Other Indemnification Matters. (a) In no event shall any party hereto be liable for loss of profits or consequential damages hereunder.
(b) The right of recovery by Buyer Indemnified Parties or Seller Indemnified Parties with respect to any matter covered by this Article 9 shall be net of any insurance proceeds received by the Buyer Indemnified Parties or Seller Indemnified Parties, as the case may be, as a result of any Losses.

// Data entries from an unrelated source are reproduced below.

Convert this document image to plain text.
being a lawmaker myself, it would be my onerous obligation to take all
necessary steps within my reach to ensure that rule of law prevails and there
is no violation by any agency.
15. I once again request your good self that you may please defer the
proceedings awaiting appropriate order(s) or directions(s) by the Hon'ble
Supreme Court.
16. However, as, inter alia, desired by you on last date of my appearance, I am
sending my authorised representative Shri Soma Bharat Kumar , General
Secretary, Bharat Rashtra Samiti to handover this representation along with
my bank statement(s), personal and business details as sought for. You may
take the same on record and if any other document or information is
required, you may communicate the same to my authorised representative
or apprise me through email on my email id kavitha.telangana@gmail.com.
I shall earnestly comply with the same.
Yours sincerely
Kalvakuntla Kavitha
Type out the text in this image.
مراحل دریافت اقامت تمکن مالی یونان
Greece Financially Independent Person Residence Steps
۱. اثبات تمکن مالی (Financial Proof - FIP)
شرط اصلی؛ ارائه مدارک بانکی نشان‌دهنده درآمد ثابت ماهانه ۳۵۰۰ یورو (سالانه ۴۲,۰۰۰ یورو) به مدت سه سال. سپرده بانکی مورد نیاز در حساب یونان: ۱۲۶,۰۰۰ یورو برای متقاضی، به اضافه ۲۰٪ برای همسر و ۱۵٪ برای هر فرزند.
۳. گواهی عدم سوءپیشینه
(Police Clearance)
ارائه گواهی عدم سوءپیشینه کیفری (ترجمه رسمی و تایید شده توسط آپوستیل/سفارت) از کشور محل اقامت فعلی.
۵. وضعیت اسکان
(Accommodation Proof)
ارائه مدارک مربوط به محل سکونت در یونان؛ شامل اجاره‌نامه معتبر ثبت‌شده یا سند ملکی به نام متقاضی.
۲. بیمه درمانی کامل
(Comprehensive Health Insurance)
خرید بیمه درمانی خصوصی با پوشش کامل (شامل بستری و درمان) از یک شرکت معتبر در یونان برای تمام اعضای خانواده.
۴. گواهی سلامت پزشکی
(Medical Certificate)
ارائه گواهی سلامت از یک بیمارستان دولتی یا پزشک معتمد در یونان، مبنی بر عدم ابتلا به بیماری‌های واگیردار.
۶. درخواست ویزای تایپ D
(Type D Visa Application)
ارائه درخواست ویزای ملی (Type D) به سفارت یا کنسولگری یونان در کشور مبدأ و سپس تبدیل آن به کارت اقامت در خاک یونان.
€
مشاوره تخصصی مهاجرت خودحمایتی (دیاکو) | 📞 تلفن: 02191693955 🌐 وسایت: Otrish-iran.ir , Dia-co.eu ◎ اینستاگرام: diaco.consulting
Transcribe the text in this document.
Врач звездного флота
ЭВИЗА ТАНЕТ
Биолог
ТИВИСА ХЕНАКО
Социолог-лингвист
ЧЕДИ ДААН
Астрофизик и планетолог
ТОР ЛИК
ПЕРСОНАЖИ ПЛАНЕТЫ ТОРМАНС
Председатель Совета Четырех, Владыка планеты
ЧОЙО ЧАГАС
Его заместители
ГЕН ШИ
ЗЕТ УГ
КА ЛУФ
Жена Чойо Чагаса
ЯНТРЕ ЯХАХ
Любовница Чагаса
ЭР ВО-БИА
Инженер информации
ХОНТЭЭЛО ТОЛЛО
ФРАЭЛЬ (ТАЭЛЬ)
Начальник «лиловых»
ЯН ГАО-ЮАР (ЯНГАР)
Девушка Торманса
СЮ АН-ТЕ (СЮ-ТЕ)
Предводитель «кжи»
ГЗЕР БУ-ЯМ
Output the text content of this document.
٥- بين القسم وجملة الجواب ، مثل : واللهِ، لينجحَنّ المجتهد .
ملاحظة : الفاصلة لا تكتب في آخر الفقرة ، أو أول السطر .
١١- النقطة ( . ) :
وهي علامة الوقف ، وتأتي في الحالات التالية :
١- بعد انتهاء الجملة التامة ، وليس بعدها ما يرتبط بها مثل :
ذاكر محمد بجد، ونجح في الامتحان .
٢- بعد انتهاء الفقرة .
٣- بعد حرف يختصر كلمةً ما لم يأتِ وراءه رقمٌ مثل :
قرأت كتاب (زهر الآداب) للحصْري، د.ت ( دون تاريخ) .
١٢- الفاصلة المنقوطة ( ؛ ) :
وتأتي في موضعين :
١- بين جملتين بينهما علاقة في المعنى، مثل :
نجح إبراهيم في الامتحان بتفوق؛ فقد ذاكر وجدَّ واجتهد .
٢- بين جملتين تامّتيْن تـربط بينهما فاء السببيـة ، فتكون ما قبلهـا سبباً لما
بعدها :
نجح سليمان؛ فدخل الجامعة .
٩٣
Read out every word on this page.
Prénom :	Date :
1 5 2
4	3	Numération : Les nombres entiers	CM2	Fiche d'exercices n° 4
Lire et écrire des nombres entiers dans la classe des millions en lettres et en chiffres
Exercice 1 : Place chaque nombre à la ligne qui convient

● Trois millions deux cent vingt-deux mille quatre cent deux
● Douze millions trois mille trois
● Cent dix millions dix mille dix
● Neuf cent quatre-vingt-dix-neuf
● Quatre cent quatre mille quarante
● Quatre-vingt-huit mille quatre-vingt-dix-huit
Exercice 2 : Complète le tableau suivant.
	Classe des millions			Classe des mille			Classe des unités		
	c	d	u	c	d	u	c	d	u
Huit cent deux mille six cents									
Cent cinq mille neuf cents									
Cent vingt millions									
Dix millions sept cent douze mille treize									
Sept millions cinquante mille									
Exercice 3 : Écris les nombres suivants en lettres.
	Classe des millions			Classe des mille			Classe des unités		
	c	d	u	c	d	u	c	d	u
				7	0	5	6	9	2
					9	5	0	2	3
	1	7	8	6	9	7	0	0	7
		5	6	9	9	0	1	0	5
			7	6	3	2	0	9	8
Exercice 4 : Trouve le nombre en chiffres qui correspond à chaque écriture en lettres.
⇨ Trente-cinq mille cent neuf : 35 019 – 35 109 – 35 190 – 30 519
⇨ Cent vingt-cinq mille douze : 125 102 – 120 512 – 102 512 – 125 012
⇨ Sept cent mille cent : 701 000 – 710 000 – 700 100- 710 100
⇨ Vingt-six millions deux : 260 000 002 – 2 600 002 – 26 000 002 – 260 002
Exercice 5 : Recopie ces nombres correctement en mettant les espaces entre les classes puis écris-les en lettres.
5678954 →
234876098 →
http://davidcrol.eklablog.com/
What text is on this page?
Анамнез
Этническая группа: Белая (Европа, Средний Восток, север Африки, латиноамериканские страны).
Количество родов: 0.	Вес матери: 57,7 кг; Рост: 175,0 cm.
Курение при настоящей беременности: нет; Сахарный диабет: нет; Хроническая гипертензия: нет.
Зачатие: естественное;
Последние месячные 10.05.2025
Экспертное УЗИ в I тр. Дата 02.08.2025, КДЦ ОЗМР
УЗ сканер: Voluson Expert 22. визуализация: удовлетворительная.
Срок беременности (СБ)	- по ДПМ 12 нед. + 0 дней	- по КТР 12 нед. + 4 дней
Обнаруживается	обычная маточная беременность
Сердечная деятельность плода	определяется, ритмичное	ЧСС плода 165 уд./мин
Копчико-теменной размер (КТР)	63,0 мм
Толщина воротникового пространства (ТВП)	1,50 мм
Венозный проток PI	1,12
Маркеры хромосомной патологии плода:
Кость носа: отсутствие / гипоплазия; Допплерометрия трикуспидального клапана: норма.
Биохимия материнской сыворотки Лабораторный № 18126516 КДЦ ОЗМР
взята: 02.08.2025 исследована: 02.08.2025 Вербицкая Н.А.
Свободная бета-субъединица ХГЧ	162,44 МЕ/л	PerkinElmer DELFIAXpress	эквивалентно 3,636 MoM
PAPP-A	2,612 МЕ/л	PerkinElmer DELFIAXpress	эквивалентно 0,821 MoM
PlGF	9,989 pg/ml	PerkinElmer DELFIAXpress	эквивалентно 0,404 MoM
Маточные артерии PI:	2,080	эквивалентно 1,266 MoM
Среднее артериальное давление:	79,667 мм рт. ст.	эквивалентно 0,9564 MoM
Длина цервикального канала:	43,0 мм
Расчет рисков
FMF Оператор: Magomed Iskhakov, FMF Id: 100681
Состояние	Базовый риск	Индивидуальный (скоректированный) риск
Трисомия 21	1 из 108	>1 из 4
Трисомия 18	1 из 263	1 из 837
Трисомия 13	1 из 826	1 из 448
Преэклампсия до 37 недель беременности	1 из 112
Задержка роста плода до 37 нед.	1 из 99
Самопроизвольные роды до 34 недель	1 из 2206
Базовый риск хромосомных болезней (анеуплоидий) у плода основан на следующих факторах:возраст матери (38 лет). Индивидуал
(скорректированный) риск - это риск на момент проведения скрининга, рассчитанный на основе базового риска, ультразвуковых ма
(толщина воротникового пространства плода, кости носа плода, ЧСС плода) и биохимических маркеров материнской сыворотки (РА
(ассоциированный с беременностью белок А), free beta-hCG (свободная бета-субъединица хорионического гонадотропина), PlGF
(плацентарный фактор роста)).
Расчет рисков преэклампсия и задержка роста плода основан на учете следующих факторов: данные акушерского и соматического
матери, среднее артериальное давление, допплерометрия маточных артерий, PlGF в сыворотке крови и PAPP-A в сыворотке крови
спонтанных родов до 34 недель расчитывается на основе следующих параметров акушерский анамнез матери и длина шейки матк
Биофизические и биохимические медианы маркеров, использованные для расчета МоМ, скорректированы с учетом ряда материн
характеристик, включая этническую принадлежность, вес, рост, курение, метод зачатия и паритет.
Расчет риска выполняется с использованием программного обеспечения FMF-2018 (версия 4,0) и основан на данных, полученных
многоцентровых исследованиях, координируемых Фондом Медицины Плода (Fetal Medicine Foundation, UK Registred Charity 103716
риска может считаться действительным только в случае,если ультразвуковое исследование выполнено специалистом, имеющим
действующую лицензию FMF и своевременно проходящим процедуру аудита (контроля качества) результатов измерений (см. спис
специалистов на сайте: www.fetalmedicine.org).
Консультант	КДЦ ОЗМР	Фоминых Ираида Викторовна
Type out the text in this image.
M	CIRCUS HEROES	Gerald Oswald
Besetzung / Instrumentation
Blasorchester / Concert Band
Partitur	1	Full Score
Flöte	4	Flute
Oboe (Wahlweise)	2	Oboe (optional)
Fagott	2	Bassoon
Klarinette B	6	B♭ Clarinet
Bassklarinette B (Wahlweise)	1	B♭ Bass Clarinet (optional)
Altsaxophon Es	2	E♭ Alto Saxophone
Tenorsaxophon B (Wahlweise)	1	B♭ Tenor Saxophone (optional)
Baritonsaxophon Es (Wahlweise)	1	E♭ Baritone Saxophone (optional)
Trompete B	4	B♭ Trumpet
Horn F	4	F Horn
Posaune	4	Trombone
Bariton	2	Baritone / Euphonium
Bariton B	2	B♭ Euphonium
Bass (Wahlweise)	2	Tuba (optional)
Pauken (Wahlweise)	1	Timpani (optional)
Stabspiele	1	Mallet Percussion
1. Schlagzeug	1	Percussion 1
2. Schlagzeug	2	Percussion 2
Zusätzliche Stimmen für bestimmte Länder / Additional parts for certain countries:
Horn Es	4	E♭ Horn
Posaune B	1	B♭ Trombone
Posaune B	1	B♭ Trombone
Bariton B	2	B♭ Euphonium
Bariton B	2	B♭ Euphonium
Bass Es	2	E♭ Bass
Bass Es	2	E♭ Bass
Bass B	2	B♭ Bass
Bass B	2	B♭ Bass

(c) Notwithstanding anything in this Agreement to the contrary, Seller shall not be responsible for any liability or obligation as a result of Buyer's or ▇▇▇▇▇▇▇'▇ or any Subsidiary's failure to comply with applicable law after the Closing Time even if ▇▇▇▇▇▇▇ and the Subsidiaries are owned or operated after the Closing Time in the manner owned or operated prior to Closing, except to the extent that the manner of ownership or operation prior to Closing Time constitutes a breach of a representation or warranty contained in this Agreement.
(d) Upon making any payment to an Indemnified Party for any indemnification claim pursuant to this Article 9, the Indemnifying Party shall be subrogated, to the extent of such payment, to any rights which the Indemnified Party may have against any other parties with respect to the subject matter underlying such indemnification claim.